The biggest problem with doing this is that all "shot noise" (Poisson distribution) and the mostly thermally related "read noise" in the analog voltages read off the sensor are amplified as well, so when we start processing it digitally, we tend to raise the noise floor by cutting off everything below a higher value as "black." (We cut off a good bit, even at base ISO, but we tend to cut off more as the analog amplification is raised.) But that does not mean we have to. The information is still there in the digitized numbers of our 14-bit file.
It is irrelevant what number is used to describe a value... and all values are relative. I.e. I can use a ruler with 1/32 increments or 1/4 increments, but if what I am measuring is 1/1 it makes no difference.
And there is a direct relationship between 1 bit and 1 EV... the digitized value must be 2x the previous in order for it to represent/record a 1stop/EV difference.
There is no direct relationship between bits and Ev until you have digitized things into bits!
The increments on your ruler do not create discrete steps until digitization! You can measure any number of objects that are any (theoretically infinite) number of lengths between 1/2 inch and 17/32 inch. The objects will all fall between the two marks on your ruler and be recorded (digitized) with the same number. If you magnify the objects by 4X before you measure them, the lengths of the objects between 1/2" and 17/32" when magnified by 4X will range from 2" to 2 1/8" (2 4/32"). A step of 1/32" after magnification (analog amplification) allows for four discrete recorded values between 2" and 2 1/8" instead of one.
There will now be four discrete values of the magnified object between 2" and 2 1/8" using increments of 1/32" where before there was only one discrete value between 1/2" and 7/32".
² The Canon EOS 1D X Mark II, for instance, has a full well capacity of 103,999 e-. Since each increase of one electron registered by the sensor would give a corresponding increase in voltage, that means such a sensor has the potential for 103,999 different voltage levels for each sensel at base ISO. This is more than 6X the 16,384 discrete values possible with a 14-bit digital numeric value.

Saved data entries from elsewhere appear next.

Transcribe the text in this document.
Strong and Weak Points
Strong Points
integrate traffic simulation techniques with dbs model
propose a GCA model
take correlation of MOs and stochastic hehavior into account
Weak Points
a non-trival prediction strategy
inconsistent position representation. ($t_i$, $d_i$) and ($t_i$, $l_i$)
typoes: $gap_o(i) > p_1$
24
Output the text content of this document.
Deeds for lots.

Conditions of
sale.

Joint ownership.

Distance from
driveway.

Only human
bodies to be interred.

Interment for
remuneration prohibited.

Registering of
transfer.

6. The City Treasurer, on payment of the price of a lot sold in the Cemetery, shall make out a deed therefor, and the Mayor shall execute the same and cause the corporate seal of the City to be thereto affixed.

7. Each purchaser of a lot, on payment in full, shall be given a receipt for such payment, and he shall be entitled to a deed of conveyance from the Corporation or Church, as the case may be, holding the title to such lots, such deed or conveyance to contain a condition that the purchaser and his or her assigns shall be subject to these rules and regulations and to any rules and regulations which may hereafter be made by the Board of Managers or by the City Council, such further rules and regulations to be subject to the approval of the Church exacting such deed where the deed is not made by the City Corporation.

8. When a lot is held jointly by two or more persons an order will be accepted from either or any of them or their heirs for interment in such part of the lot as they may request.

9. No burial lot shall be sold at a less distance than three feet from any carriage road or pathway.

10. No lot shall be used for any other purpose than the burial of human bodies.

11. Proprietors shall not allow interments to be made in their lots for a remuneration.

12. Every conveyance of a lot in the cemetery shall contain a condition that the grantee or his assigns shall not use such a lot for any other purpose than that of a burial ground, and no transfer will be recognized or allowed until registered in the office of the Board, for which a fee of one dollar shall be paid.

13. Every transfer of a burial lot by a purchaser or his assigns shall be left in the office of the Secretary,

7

So only at an amplification of more than 6.34X would it not be potentially possible to have an amplified voltage for every discrete value between 0-16,383 when the analog voltages are digitized. That's 2.67 stops, or ISO 640 for a sensor with base ISO 100. 103,999 potential different voltage levels is 406 times the number of discrete values possible with an 8-bit digital numerical value. A factor of 406X is 8.67 stops (2^8.6666=406). That equates to ISO 40,960 before a difference of one electron is theoretically equal to a single discrete step with an 8-bit digitized numerical value!